Max Verstappen sta correndo il rischio, meritato, di diventare un incomodo sgradito per i piloti Mercedes ma sopra tutto per quelli Ferrari, per il prosieguo del campionato del mondo piloti.

Con un giro conclusivo, spettacolare, ha conquistato la pole ed ha rifilato 15 millesimi a Valtteri Bottass, qualcosa in più a Lewis Hamilton ma sempre e solo millesimi.

Ha così ottenuto l’opportunità di partire per la prima volta dalla prima fila in un G.P. dove, come a Montecarlo, questa posizione vale molto di più rispetto a quello che vale negli altri tracciati in funzione della scarsa opportunità di effettuare sorpassi.

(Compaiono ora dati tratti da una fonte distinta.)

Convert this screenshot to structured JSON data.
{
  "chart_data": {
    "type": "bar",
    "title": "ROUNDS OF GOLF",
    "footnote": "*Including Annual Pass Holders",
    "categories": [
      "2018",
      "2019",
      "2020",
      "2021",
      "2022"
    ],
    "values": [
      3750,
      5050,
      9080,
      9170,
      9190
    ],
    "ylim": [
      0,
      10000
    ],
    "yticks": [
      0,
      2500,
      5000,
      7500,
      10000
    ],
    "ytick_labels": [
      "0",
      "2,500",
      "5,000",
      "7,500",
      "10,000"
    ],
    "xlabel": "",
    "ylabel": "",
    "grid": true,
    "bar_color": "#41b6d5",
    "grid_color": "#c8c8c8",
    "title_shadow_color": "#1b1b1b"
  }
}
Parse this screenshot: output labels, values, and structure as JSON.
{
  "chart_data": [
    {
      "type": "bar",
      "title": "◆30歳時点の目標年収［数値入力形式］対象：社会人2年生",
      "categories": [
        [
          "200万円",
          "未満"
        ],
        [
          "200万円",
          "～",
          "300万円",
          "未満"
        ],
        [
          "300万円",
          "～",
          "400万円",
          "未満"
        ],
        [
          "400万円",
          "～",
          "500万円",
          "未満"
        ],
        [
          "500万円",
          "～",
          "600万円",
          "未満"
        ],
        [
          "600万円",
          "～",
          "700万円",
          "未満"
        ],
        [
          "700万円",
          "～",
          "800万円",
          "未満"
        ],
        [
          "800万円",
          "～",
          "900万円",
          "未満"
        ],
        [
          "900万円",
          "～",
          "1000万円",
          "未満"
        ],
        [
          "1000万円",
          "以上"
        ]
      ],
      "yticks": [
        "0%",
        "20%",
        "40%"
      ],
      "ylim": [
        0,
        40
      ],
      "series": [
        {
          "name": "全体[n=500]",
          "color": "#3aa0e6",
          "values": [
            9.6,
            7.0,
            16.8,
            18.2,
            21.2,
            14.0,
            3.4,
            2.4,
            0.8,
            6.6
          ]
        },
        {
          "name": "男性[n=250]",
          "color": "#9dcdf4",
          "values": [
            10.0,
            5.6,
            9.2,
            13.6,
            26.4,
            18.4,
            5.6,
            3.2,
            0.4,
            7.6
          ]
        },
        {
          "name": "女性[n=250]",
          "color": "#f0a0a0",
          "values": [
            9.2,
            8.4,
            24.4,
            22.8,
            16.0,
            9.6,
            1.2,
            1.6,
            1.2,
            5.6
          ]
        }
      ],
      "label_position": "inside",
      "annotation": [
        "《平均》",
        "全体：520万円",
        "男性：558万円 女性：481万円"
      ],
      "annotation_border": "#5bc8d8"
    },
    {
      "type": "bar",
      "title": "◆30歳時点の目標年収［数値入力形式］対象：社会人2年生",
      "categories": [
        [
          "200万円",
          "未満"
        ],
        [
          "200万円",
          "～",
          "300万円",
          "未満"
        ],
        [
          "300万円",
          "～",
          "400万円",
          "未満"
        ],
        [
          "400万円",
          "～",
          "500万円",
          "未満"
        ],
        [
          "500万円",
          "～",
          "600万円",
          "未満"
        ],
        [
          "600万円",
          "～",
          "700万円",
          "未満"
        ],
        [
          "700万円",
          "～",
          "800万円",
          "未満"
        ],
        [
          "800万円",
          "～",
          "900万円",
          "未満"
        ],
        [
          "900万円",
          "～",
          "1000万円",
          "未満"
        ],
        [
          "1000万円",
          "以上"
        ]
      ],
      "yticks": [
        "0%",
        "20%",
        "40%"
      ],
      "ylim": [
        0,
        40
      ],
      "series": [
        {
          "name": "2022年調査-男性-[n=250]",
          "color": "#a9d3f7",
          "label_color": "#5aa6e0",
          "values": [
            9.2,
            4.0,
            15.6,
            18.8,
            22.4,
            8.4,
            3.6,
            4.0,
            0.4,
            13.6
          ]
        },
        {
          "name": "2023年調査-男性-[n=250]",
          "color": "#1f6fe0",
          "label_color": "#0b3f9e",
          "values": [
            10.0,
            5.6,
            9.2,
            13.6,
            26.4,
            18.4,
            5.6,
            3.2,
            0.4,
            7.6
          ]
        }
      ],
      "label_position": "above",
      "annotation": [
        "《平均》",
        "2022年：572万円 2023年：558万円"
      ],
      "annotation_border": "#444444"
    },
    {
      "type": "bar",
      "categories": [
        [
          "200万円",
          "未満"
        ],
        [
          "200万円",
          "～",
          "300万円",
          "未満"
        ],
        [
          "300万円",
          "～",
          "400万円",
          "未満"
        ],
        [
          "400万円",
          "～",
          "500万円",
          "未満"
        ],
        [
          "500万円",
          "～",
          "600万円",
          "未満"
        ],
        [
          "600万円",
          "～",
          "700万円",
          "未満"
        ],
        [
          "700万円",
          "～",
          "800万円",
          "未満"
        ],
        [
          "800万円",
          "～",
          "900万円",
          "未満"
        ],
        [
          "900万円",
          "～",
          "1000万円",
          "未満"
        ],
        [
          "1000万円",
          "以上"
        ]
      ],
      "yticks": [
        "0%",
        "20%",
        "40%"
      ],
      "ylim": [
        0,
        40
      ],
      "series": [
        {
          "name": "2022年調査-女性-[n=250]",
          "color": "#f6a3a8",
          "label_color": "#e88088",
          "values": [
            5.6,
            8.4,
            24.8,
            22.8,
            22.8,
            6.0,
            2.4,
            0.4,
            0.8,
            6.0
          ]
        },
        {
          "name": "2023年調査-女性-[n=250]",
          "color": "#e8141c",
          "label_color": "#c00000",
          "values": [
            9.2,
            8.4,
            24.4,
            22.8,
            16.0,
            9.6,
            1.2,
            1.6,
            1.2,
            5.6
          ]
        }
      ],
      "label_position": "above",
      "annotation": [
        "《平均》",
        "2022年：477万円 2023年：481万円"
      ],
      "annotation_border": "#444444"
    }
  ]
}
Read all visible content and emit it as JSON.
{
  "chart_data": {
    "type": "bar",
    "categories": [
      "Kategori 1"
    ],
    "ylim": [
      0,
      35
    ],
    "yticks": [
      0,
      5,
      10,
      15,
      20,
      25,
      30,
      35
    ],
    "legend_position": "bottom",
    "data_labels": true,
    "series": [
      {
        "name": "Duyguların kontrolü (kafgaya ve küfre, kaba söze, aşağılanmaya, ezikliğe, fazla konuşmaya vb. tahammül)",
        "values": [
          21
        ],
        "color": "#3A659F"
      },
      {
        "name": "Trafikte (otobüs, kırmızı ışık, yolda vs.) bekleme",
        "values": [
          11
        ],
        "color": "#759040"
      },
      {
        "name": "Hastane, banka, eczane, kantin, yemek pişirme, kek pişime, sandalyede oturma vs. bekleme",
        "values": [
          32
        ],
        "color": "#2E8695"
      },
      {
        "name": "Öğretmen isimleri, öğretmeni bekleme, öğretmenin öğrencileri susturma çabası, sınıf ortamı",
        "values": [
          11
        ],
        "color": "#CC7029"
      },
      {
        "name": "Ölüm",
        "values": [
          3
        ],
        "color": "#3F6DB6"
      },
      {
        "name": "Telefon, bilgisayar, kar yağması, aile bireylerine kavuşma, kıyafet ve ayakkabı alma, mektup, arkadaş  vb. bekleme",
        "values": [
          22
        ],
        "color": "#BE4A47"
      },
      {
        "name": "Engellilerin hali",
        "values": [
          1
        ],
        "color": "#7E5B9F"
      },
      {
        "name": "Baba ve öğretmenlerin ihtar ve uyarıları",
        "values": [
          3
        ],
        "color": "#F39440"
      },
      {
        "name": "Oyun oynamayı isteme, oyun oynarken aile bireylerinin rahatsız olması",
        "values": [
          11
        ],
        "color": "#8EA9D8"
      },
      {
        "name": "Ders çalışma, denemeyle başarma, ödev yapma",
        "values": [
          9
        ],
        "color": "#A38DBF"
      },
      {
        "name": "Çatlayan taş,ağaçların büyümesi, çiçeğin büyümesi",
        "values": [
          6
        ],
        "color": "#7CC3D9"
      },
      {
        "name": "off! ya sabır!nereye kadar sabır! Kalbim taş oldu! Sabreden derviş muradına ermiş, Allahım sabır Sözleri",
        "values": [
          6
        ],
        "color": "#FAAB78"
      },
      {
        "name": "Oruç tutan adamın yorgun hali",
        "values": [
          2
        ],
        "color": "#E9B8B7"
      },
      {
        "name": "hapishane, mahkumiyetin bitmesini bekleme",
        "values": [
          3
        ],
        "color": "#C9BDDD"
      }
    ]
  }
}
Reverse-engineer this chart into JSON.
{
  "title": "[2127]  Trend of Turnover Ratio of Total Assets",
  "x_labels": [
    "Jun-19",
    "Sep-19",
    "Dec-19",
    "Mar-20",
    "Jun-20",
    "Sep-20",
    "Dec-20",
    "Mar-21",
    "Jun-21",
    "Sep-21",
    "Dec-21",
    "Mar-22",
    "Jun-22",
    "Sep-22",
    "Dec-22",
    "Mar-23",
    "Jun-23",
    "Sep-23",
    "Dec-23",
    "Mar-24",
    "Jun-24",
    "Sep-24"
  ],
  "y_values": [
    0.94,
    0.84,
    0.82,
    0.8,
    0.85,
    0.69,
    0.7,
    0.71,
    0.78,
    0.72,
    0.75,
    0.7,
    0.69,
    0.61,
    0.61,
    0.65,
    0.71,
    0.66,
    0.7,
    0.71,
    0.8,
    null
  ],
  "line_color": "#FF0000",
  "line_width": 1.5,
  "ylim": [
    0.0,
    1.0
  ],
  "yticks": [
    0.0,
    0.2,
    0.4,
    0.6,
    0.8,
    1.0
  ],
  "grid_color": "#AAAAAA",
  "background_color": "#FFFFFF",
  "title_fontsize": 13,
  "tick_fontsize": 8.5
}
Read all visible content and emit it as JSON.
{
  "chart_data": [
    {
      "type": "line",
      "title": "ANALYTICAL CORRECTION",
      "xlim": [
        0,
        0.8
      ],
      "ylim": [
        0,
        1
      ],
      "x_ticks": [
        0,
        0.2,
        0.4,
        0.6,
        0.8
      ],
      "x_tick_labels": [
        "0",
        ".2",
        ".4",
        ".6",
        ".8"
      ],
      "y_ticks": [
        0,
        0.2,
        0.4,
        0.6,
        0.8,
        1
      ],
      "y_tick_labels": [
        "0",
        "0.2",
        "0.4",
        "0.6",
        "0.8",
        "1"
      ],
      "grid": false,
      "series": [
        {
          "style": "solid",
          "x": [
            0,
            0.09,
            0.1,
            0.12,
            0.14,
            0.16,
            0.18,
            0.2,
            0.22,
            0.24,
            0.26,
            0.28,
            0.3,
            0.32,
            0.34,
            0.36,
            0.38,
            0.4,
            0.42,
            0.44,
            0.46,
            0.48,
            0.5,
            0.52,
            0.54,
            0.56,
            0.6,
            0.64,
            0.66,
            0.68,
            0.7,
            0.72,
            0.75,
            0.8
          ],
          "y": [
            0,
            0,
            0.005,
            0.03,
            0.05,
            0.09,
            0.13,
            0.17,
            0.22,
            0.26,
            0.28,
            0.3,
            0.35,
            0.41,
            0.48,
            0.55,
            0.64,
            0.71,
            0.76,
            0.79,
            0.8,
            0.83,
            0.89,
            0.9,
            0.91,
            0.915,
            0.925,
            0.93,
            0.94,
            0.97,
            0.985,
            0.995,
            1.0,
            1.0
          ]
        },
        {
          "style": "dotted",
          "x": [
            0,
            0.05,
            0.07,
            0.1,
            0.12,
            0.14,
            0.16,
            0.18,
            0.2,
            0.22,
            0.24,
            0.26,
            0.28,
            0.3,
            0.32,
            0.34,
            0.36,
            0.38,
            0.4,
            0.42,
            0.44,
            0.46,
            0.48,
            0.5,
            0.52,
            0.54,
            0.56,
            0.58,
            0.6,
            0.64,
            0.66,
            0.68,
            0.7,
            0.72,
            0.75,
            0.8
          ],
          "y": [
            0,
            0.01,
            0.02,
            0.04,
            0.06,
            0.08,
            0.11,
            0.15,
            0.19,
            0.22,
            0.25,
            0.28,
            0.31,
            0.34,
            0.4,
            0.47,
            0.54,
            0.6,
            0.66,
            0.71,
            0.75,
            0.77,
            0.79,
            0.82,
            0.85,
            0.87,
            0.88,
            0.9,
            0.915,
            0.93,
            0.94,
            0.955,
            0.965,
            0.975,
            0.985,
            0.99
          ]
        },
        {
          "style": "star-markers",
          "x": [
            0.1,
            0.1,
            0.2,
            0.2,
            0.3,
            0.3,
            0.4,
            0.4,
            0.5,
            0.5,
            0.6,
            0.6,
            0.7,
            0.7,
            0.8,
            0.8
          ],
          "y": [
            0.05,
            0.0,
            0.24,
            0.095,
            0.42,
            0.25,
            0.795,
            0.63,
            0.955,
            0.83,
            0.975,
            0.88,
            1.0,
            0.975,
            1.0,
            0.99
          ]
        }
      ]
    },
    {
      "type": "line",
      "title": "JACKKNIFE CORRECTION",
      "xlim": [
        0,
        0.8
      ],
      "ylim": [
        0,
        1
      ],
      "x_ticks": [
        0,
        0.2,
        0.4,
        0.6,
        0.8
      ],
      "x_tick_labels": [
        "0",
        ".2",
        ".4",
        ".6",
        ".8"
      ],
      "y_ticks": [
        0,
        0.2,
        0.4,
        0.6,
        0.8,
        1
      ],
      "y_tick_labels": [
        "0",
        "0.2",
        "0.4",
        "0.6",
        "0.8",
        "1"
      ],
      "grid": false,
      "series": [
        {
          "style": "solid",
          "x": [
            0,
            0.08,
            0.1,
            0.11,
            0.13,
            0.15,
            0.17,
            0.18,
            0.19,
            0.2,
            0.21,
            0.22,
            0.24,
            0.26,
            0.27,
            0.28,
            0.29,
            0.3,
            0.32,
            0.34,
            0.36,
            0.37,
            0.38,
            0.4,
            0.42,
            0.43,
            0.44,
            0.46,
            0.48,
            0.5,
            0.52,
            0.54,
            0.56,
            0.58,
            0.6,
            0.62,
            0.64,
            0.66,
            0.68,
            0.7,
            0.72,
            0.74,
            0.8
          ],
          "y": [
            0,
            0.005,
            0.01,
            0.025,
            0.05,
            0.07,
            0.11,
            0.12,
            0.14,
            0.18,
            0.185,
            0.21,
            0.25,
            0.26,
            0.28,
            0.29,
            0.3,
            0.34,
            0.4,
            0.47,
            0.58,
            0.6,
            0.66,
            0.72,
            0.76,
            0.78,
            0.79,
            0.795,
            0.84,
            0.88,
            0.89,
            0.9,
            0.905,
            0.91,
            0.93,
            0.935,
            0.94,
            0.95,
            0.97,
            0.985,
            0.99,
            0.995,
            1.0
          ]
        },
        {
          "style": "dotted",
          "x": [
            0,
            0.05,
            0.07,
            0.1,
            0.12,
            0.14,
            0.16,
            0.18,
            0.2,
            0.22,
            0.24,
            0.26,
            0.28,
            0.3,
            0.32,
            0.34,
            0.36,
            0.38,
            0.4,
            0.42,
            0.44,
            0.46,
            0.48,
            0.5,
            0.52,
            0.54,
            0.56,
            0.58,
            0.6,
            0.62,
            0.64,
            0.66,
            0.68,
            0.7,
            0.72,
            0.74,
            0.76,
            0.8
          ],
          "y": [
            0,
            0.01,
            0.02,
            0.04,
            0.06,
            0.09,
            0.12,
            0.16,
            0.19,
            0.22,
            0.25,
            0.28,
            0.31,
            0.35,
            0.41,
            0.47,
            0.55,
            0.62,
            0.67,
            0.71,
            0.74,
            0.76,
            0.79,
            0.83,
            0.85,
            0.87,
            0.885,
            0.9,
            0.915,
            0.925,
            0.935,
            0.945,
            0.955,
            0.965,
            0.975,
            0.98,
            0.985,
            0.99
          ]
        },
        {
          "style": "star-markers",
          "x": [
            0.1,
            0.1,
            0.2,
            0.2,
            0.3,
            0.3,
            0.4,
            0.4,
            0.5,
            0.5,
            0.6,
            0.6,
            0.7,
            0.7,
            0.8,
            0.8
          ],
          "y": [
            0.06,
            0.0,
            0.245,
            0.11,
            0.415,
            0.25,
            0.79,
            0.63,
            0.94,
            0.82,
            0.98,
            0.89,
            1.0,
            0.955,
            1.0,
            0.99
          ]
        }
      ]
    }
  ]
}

Il vantaggio di 8 metri su Bottas di 16 su Hamilton e 24 su Leclerc è un “patrimonio” da non disperdere e che non gli andrà a chiedere di essere molto arrembante visto che la posizione non la deve conquistare ma solo mantenere ed è lontano davanti, alle Ferrari.

Il partire dalla pole è porre un bel tassello a favore della vittoria finale, sempre che, però, non commetta un errore simile a quello che ha palesato al pronti via del G.P. di Germania correndo parecchi rischi.

Decisamente staccate sono invece le Ferrari, comunque sono rimaste le uniche ad inseguire nell’ambito del mezzo secondo di ritardo, che è molto su un circuito breve, mentre a seguire i distacchi salgono “vertiginosi”.

Leclerc ancora davanti Vettel ma…. il monegasco sta cominciando a prendere un pò troppo spesso al strada del fuori pista con impatto e dà un pò troppo lavoro ai suoi meccanici che gli hanno comunque consentito di continuare la strada delle qualifiche odierne sino alla fine.

Da stabilire la strategia delle gomme, in quanto le SF90 si sarebbero qualificate con gomme contraddistinte dal battistrada medio e quindi avere l’opportunità di allungare il primo stint, quando la monoposto risulta essere più pesante e se il caldo aumenta le gomme con il battistrada soft potrebbero richiedere di esser sostituite dopo pochi giri mentre la loro utilizzazione nel fine gara, con una monoposto leggera potrebbe risultare più aggressivo.

Il distacco lamentato, comunque sta ad indicare che il limite della SF90 è quello visto che i due piloti Ferrari viaggiano con tempi sul giro “analoghi” e che i nuovi componenti, portati da Maranello, hanno portato “sollievo” ma non a sufficienza.

Ancore interessante la prestazione di Raikkonen che mantiene l’Alfa Romeo tra le topo ten.